Actually, they could have called it Indiana Jones and the Neverending Car Chase. The film starts with a drag race, moves swiftly to some shenanigans with cars in a warehouse, and segues neatly into a daring motorcylce escape. After that there's a protracted jeep chase featuring swordfighting, vine-swinging and a bazooka, and the whole thing caps off with Indy and crew going over a bunch of waterfalls. In a car. Man, those are some fantastic chases, but it would have been nice if sometimes Indy had done something on foot.

Cate Blanchett plays a generic Communist on the hunt for the titular Crystal Skull. She's clearly supposed to evoke the monocle-wearing Belloq from Raiders, but she never manages to emote any real evil, and after a while it just feels like Indy and his friends have developed a thing for punching women.

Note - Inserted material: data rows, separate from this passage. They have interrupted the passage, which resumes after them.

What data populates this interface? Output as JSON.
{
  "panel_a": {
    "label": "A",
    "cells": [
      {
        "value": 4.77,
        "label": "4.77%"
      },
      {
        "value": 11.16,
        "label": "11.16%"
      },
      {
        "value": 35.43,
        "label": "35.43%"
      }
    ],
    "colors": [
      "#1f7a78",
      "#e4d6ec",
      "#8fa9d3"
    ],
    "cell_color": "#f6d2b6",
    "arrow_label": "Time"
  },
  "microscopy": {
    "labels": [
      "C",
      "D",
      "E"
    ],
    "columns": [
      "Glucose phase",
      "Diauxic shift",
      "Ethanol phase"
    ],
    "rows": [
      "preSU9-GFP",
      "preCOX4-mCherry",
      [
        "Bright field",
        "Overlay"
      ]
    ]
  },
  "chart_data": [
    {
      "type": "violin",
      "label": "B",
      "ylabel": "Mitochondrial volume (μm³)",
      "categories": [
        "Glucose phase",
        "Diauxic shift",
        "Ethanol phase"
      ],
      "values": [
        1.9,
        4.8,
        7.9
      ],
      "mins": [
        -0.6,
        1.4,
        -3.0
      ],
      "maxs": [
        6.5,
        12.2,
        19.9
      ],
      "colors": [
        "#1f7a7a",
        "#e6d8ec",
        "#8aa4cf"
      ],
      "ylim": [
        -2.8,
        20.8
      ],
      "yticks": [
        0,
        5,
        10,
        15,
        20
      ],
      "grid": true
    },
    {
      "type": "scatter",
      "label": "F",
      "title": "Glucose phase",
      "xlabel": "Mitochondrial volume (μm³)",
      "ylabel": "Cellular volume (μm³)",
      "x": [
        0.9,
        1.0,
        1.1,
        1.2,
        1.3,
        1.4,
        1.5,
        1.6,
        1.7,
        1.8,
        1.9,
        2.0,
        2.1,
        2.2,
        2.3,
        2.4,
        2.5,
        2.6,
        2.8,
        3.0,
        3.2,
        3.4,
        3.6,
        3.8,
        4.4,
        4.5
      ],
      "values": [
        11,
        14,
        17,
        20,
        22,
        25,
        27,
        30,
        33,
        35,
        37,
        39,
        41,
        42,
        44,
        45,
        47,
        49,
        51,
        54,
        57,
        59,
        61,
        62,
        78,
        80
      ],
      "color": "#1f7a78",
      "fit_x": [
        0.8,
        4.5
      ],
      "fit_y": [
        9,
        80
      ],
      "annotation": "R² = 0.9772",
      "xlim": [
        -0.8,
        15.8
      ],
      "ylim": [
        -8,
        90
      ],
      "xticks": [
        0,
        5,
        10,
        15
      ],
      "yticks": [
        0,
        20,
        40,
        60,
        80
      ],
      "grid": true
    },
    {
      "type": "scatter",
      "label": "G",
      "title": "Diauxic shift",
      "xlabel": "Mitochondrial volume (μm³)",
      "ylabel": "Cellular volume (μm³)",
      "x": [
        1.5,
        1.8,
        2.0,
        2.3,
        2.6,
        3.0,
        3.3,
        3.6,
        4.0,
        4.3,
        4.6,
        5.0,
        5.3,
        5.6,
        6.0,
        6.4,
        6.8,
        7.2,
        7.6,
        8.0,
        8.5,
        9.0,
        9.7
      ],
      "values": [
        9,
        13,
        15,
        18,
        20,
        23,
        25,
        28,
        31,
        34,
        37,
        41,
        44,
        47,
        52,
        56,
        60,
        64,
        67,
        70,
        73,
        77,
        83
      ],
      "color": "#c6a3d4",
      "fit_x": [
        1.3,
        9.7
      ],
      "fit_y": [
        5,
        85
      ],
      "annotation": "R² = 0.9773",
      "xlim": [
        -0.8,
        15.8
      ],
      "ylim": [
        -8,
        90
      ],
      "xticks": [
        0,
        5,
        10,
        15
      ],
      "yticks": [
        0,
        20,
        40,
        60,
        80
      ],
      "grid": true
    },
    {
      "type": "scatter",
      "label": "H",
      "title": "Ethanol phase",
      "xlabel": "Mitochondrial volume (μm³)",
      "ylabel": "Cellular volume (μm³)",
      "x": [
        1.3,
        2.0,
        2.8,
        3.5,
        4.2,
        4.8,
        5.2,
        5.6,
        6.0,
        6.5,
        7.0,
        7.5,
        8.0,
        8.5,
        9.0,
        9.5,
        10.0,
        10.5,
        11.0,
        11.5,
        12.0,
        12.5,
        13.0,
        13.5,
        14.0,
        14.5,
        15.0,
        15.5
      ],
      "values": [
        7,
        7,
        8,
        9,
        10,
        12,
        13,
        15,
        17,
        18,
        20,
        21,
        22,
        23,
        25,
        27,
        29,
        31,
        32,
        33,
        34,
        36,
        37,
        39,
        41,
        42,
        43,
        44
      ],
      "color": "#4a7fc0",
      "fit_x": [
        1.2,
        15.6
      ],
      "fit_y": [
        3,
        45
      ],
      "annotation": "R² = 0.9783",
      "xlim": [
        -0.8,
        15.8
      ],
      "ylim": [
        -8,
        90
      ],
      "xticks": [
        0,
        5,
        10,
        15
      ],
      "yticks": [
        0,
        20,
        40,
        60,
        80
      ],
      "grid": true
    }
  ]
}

Ultimately there's two audiences who will end up seeing Crystal Skull. For one audience, they could have walked into a cinema and stared at a blank screen for two hours while the Indy theme music played and called it brilliance. I'm more or less in that crowd. The rest of the world, who were hoping for some sort of Indiana Jones Casino Royale, will likely be disappointed by this muddled tale of Aztecs and aliens.

Marcus Kemp

Marcus Kemp was born Monday 2 June at 4.52 pm to Julia Burns and Matt Kemp.

Having been at the hospital most of yesterday, there was hence no blogging. Regular service to resume shortly.

UPDATE: xkcd is always creepily topical.